BAGHDAD -- U.S. jets again targeted terror mastermind Abu Musab Zarqawi, pounding one of his suspected hideouts in Fallujah yesterday in a strike that U.S. officials said killed up to 25 people. Iraqi leaders warned of more insurgent attacks after a wave of bloodshed blamed on Zarqawi.

It was the third air strike against Zarqawi's network in Fallujah in a week, and it came as U.S. tanks exchanged fire with militants on the outskirts of the city, 40 miles west of Baghdad.

U.S. and Iraqi officials say Zarqawi's al Qaeda-linked movement was behind highly coordinated assaults Thursday against police stations and other buildings in six cities that killed around 100 people, including three U.S. soldiers. A claim of responsibility in Zarqawi's name was posted on an Islamic Web site.

Some influential Muslim clerics who had been sharply critical of the American occupation spoke out yesterday against the bloody attacks.

"What sort of religion condones the killing of a Muslim by another Muslim?" asked Sheik Abdul-Ghafour al-Samarai, a member of the influential Sunni group the Association of Muslim Scholars, during a sermon in Baghdad's Umm al-Qura mosque. "We must unite and be heedful of those who want to drive a wedge among us under the cover of Islam."

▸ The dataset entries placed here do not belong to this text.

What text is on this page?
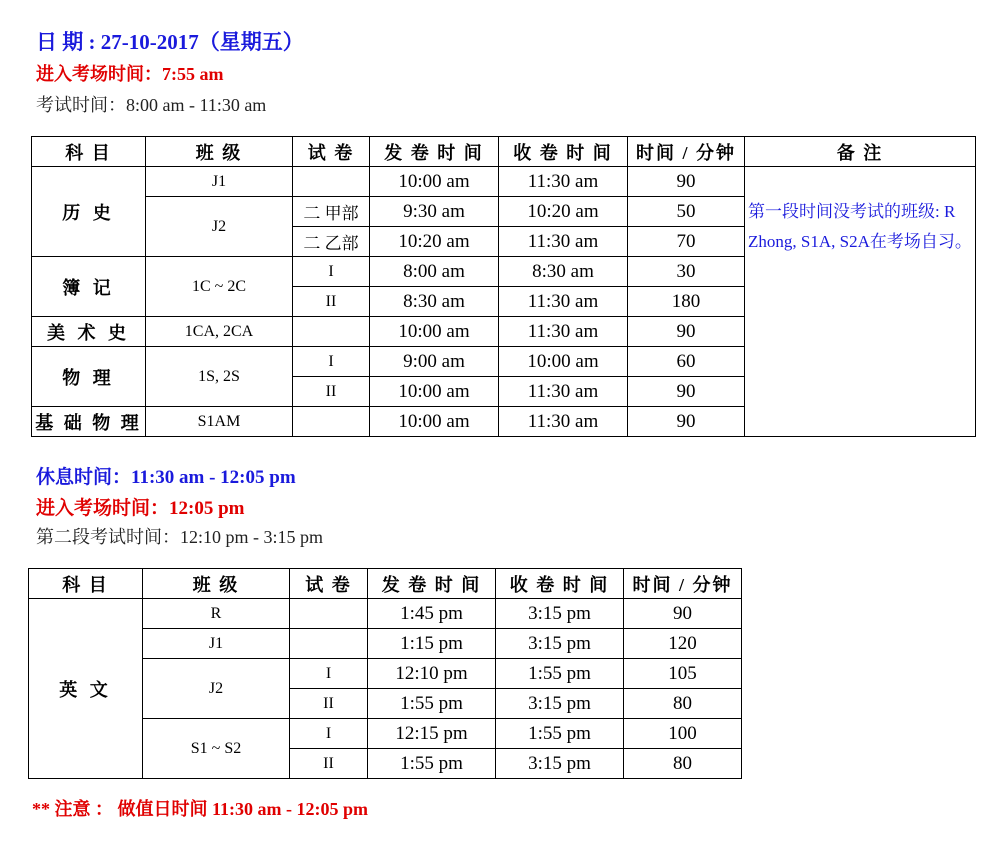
日 期 : 27-10-2017（星期五）
进入考场时间：7:55 am
考试时间：8:00 am - 11:30 am
科 目	班 级	试 卷	发 卷 时 间	收 卷 时 间	时间 / 分钟	备 注
历 史	J1		10:00 am	11:30 am	90	第一段时间没考试的班级: R Zhong, S1A, S2A在考场自习。
	J2	二 甲部	9:30 am	10:20 am	50	
		二 乙部	10:20 am	11:30 am	70	
簿 记	1C ~ 2C	I	8:00 am	8:30 am	30	
		II	8:30 am	11:30 am	180	
美 术 史	1CA, 2CA		10:00 am	11:30 am	90	
物 理	1S, 2S	I	9:00 am	10:00 am	60	
		II	10:00 am	11:30 am	90	
基 础 物 理	S1AM		10:00 am	11:30 am	90	
休息时间：11:30 am - 12:05 pm
进入考场时间：12:05 pm
第二段考试时间：12:10 pm - 3:15 pm
科 目	班 级	试 卷	发 卷 时 间	收 卷 时 间	时间 / 分钟
英 文	R		1:45 pm	3:15 pm	90
	J1		1:15 pm	3:15 pm	120
	J2	I	12:10 pm	1:55 pm	105
		II	1:55 pm	3:15 pm	80
	S1 ~ S2	I	12:15 pm	1:55 pm	100
		II	1:55 pm	3:15 pm	80
** 注意 ： 做值日时间 11:30 am - 12:05 pm
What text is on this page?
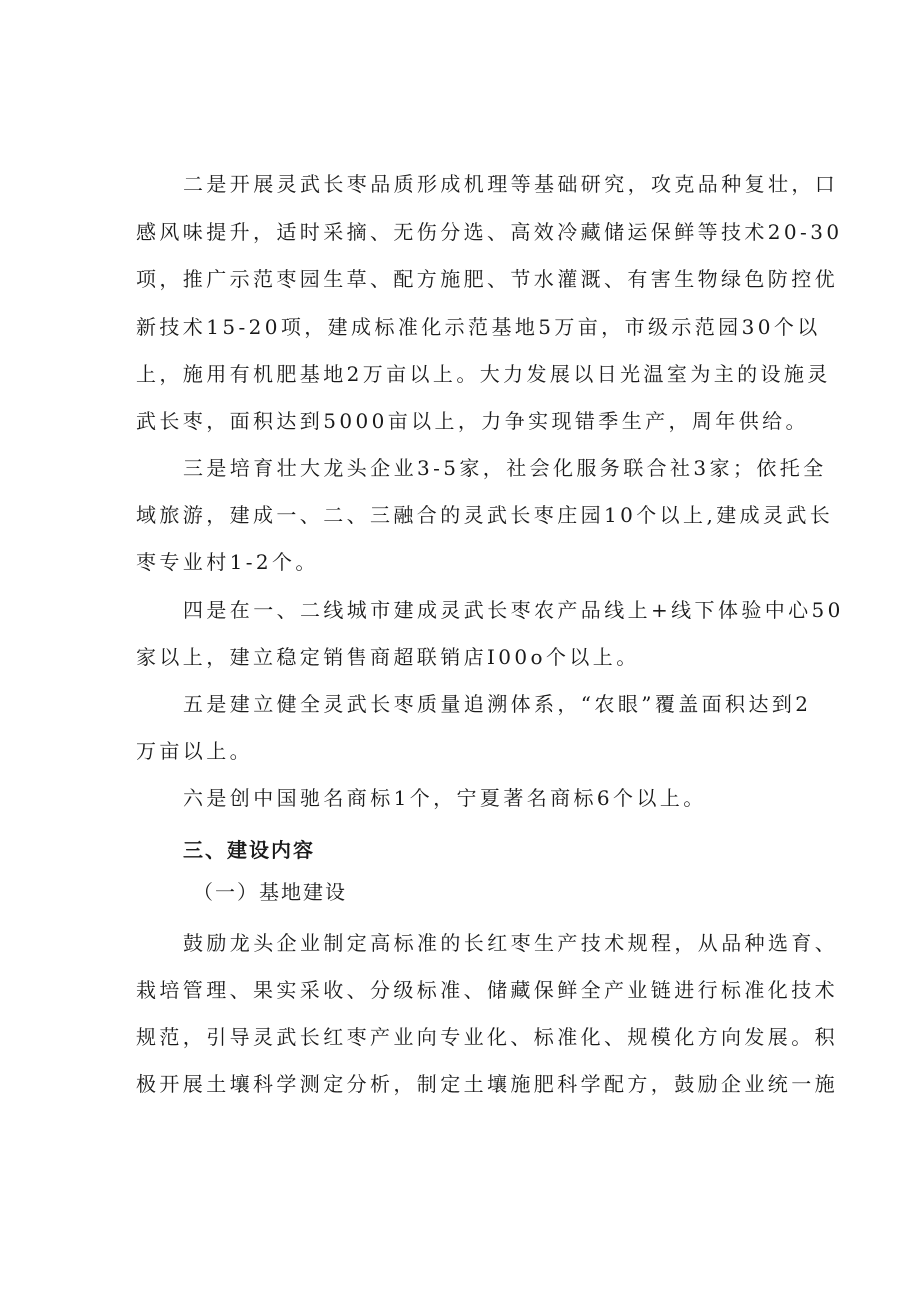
二是开展灵武长枣品质形成机理等基础研究，攻克品种复壮，口
感风味提升，适时采摘、无伤分选、高效冷藏储运保鲜等技术20-30
项，推广示范枣园生草、配方施肥、节水灌溉、有害生物绿色防控优
新技术15-20项，建成标准化示范基地5万亩，市级示范园30个以
上，施用有机肥基地2万亩以上。大力发展以日光温室为主的设施灵
武长枣，面积达到5000亩以上，力争实现错季生产，周年供给。
三是培育壮大龙头企业3-5家，社会化服务联合社3家；依托全
域旅游，建成一、二、三融合的灵武长枣庄园10个以上,建成灵武长
枣专业村1-2个。
四是在一、二线城市建成灵武长枣农产品线上+线下体验中心50
家以上，建立稳定销售商超联销店I00o个以上。
五是建立健全灵武长枣质量追溯体系，“农眼”覆盖面积达到2
万亩以上。
六是创中国驰名商标1个，宁夏著名商标6个以上。
三、建设内容
（一）基地建设
鼓励龙头企业制定高标准的长红枣生产技术规程，从品种选育、
栽培管理、果实采收、分级标准、储藏保鲜全产业链进行标准化技术
规范，引导灵武长红枣产业向专业化、标准化、规模化方向发展。积
极开展土壤科学测定分析，制定土壤施肥科学配方，鼓励企业统一施
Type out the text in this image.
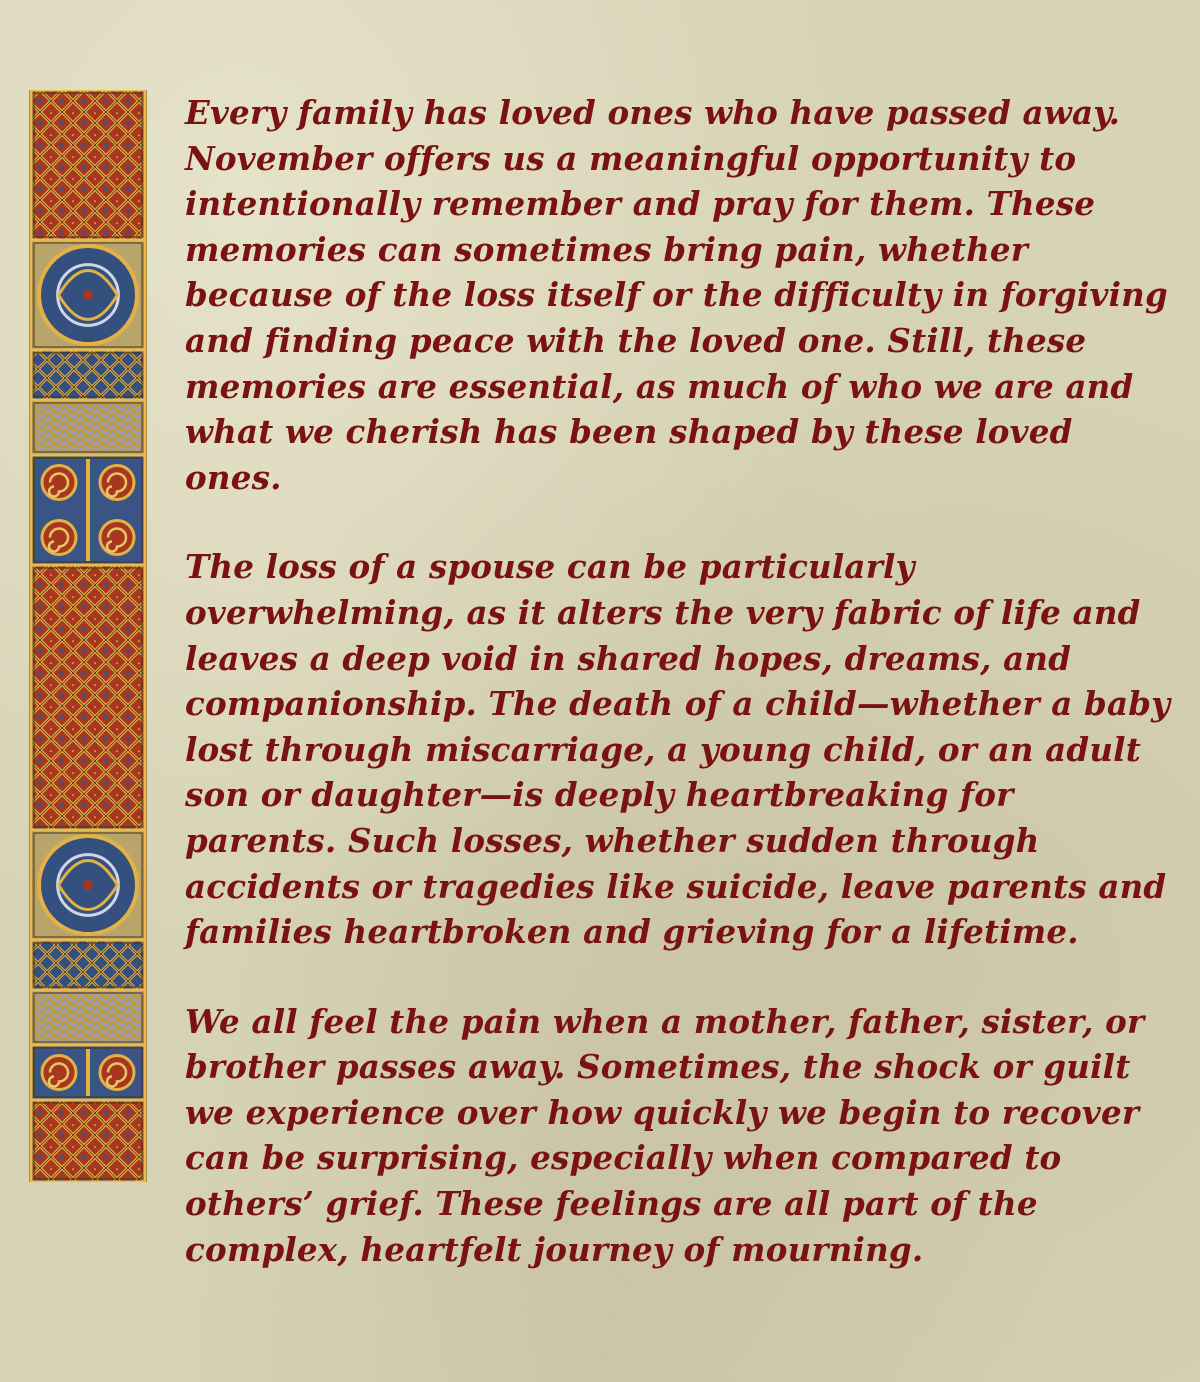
Every family has loved ones who have passed away. November offers us a meaningful opportunity to intentionally remember and pray for them. These memories can sometimes bring pain, whether because of the loss itself or the difficulty in forgiving and finding peace with the loved one. Still, these memories are essential, as much of who we are and what we cherish has been shaped by these loved ones.

The loss of a spouse can be particularly overwhelming, as it alters the very fabric of life and leaves a deep void in shared hopes, dreams, and companionship. The death of a child—whether a baby lost through miscarriage, a young child, or an adult son or daughter—is deeply heartbreaking for parents. Such losses, whether sudden through accidents or tragedies like suicide, leave parents and families heartbroken and grieving for a lifetime.

We all feel the pain when a mother, father, sister, or brother passes away. Sometimes, the shock or guilt we experience over how quickly we begin to recover can be surprising, especially when compared to others’ grief. These feelings are all part of the complex, heartfelt journey of mourning.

Sheik Ahmed Hassan al-Taha said at Baghdad's al-Azimiya mosque, Iraq's foremost Sunni place of worship, that "it makes me sad to see that all the victims yesterday were Iraqis."

U.S. and Iraqi authorities have long predicted that the insurgents would seek to derail the transfer of sovereignty, set for Wednesday.

After nightfall yesterday, six mortar shells exploded near the Green Zone headquarters district of the U.S. occupation, the U.S. military reported. There were no reports of casualties.

A bomb also went off outside the home of an Iraqi deputy defense minister, though the official and his family were unhurt, the military said.

U.S. officials estimated between 20 and 25 persons were killed in yesterday's strike in Fallujah. Omar Majeed, 40, who lives in the Fallujah neighborhood that was attacked, said missiles struck a house that was vacated by the owners the previous day.